Objetivamente, la playa es territorio hostil a la vida humana: allí uno es blanco fácil del melanoma, la quemadura, el veneno de la medusa, el mordisco del tiburón, el ahogamiento, la intoxicación con la comida del chiringuito, la exposición a la canción del verano, el corte con la botella rota o el contagio de VIH que, según la leyenda urbana, aguarda en la punta de las jeringuillas que los yonkis, para joder, entierran boca arriba en la arena. Además, la playa tampoco es un lugar especialmente cómodo: el brillo del sol te obliga a entrecerrar los ojos, el viento te arranca el sombrero, el salitre te curte la piel y todo se llena de la arena que, además, se pega a cada pliegue de tu cuerpo con la inestimable ayuda de la crema solar de tacto viscoso. Además, el agua está demasiado fría o sospechosamente caliente.

playaloca

Por último, a un servidor la playa también le produce diversas neuras metafísicas: el agobio ante el límite cósmico que representa el horizonte (y por el que se derrama el océano), la ansiedad ante la eternidad y el constante paso del tiempo (representado por el implacable ritmo de las olas, que seguirán aquí después de nuestra muerte y hasta que el sol, hinchado como una gigante bola roja, engulla al planeta Tierra) o los horrendos monstruos marinos que, cada vez que nos metemos en el agua, acechan en las insondables profundidades bajo nuestros deliciosos pies. Pues bien: cada verano enormes masas de ciudadanos nacionales e internacionales huyen en manada hacia un lugar tan terrible como el descrito. A la playa.

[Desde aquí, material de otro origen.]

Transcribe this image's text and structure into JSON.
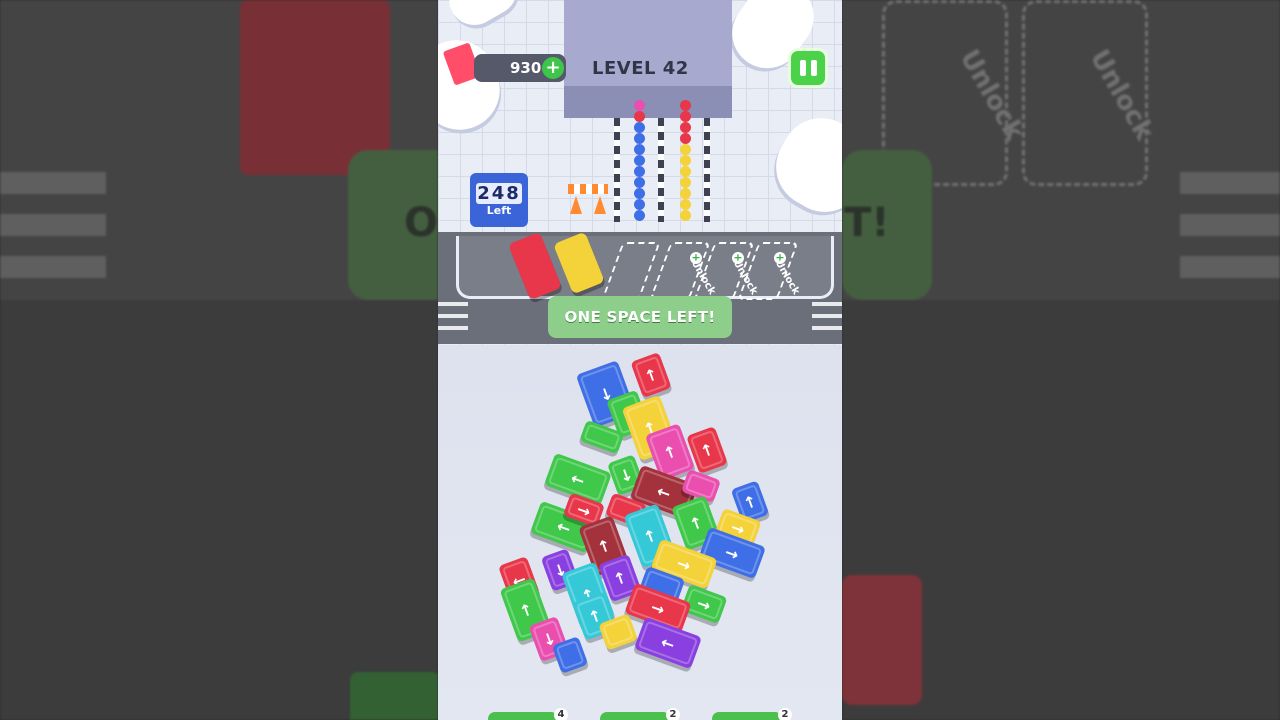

En tiempos pretéritos la especie humana hacía gala de una mayor sensatez. El mar, la playa, eran vistos como lo que son: un lugar peligroso y endemoniado al que solo iban aquellos que no tenían otro remedio, como los marineros o los pescadores. Allí, en la costa, ocurrían las galernas y los naufragios, las catástrofes naturales, moraba el kraken, el leviatán, Caribdis y Escila. Y más allá, lo desconocido, el fin del del mundo, la terra incógnita donde habitaban estos monstruos.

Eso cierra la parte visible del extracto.